Ashbridges Bay Yacht Club, Toronto, Ontario, Canada
|12-29-2009 11:55 AM|
|PaulinVictoria||I was considering this one, Thunderbird sailboat looks in OK condition (not that you can tell from a photo but at least it's floating). Doesn't appear to be a motor but that's no biggie.|
|12-29-2009 11:16 AM|
The T-Bird would be a great starter.. lots of them around, a wide range of pricing due to the availablilty of plywood and glass versions (I think the design was sponsored by plywood manufacturers back in the '50s) Wooden 'Birds are still winning major races in the fleet.
They are a good sailing boat, the class is strong still, esp in the PNW and in Victoria there would be lots of support and knowledge about.
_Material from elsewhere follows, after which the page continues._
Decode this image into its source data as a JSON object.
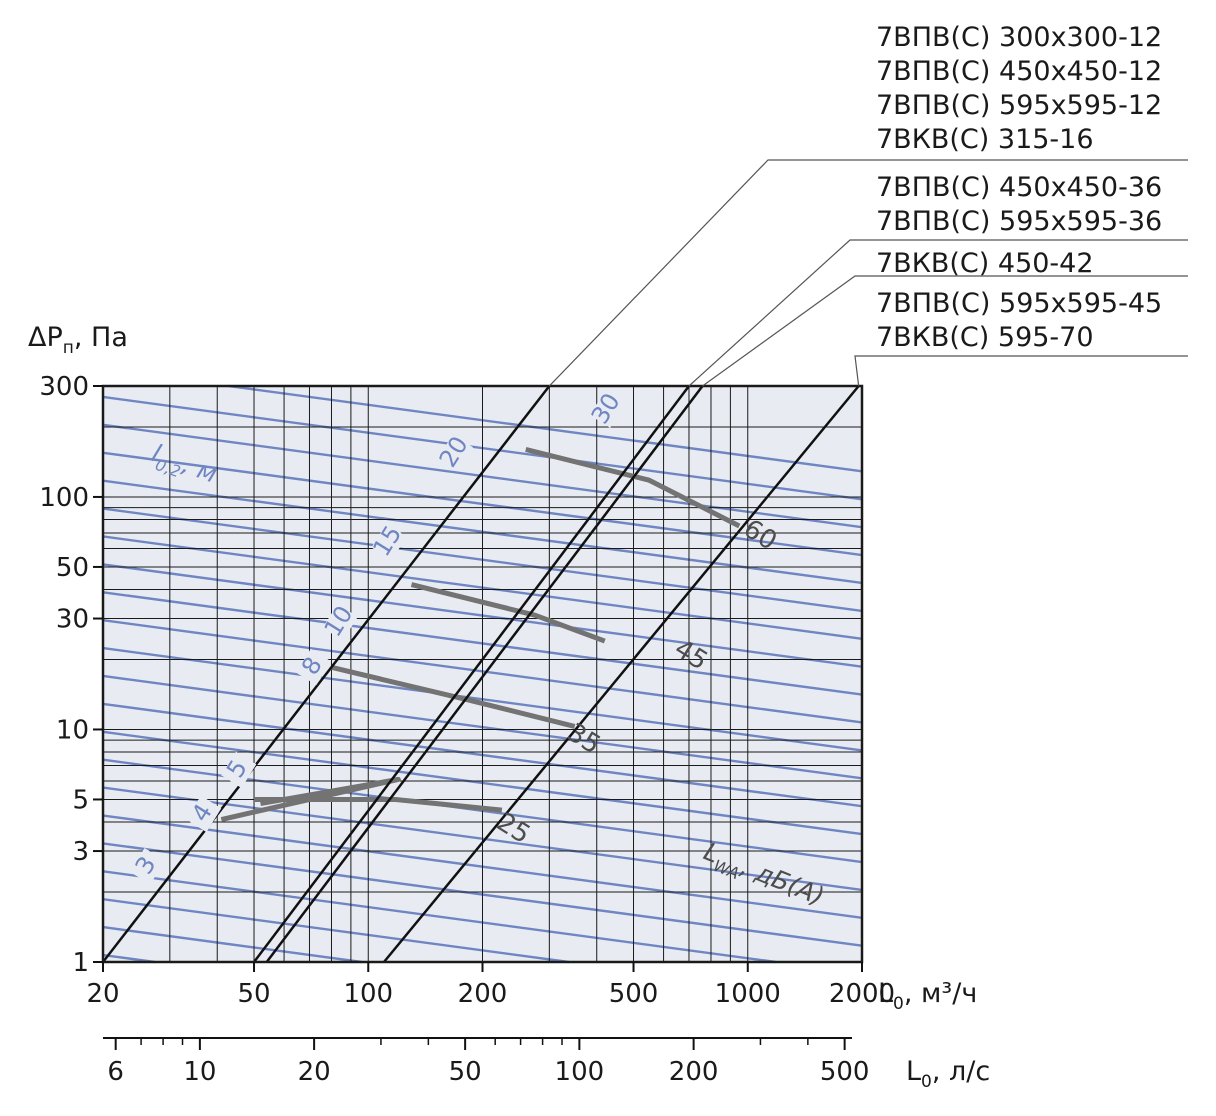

There are several versions of fiberglass 'Birds; the original deck closely resembles the original wooden plans, then the Booth deck provided a bit more volume below, and the "Seattle" deck is a sleeker profile deck with accordingly less room below. Booth is probably still in business in some form or other in Victoria, check them out. (Booth Enterprises).
A few were built with wooden hulls married to fiberglass decks. I've sailed one of these, it recently sold up in Deep Bay. The wooden decks, of course, need careful attention if you're shopping one.
Prices will probably range from a few K to 15K or so for a real nice 'glass one.